Kami memohon donasi dengan suka rela untuk mendukung situs ini, agar situs anda -islamqa.info – berkelanjutan dalam melayani Islam dan umat Islam insyaallah
Apa hukum ucapan saya berhak ini dan itu? Sering sekali kita dengarkan orang-orang mengatakan ungkapan semacam ini, saya layak untuk masuk ke sekolah itu, atau saya layak mendapatkan pekerjaan atau fulanah wanita sholeh itu layak mendapatkan lelaki yang sholeh. Apa hukum ucapan semacam itu. Hal itu dia lebih berhak ketika meyakini ada seseorang telah menzaliminya?
Alhamdulillah.
Memberikan sifat seseorang untuk dirinya atau untuk orang lain bahwa dia layak untuk urusan tertentu. Hal itu ada satu di antara dua kemungkinan:
Kemungkinan pertama: Bahwa orang yang mengucapkan perkataan semacam ini tidak ridha terhadap takdir Allah untuk dirinya dari apa yang dia harapkannya, seperti pekerjaan atau pernikahan dan semisalnya.

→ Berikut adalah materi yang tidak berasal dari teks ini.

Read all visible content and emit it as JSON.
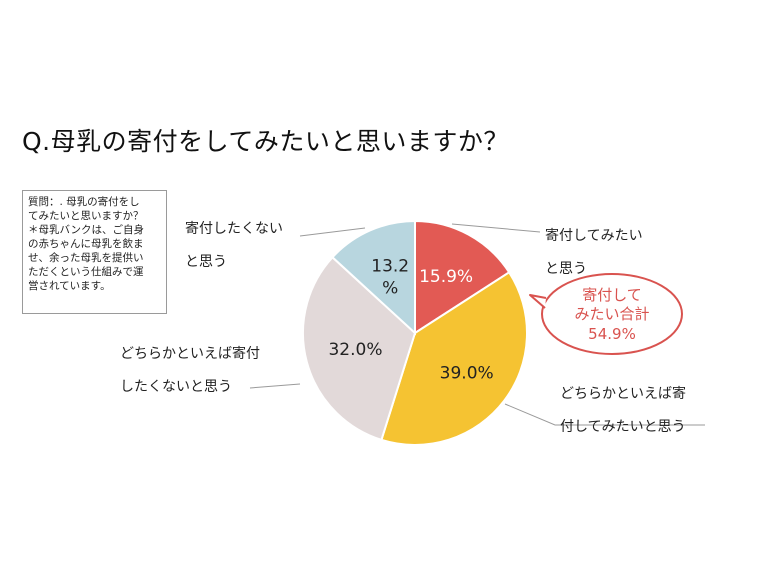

Tidak diragukan bahwa ungkapan semacam ini dengan tujuan tersebut adalah suatu kesesatan yang nyata. Dimana hal itu termasuk menyematkan kezaliman kepada Allah Ta’ala. Atau menganggapnya tidak mempunyai ilmu atau tidak bijaksana. Dan Allah berlepas diri akan hal itu sejauh-jauhnya. Allah ta’ala berfirman:
إِنَّ اللَّهَ لَا يَظْلِمُ النَّاسَ شَيْئًا وَلَكِنَّ النَّاسَ أَنْفُسَهُمْ يَظْلِمُونَ
سور يونس: 44
“Sesungguhnya Allah tidak berbuat zalim kepada manusia sedikitpun, akan tetapi manusia itulah yang berbuat zalim kepada diri mereka sendiri.” (QS. Yunus : 44)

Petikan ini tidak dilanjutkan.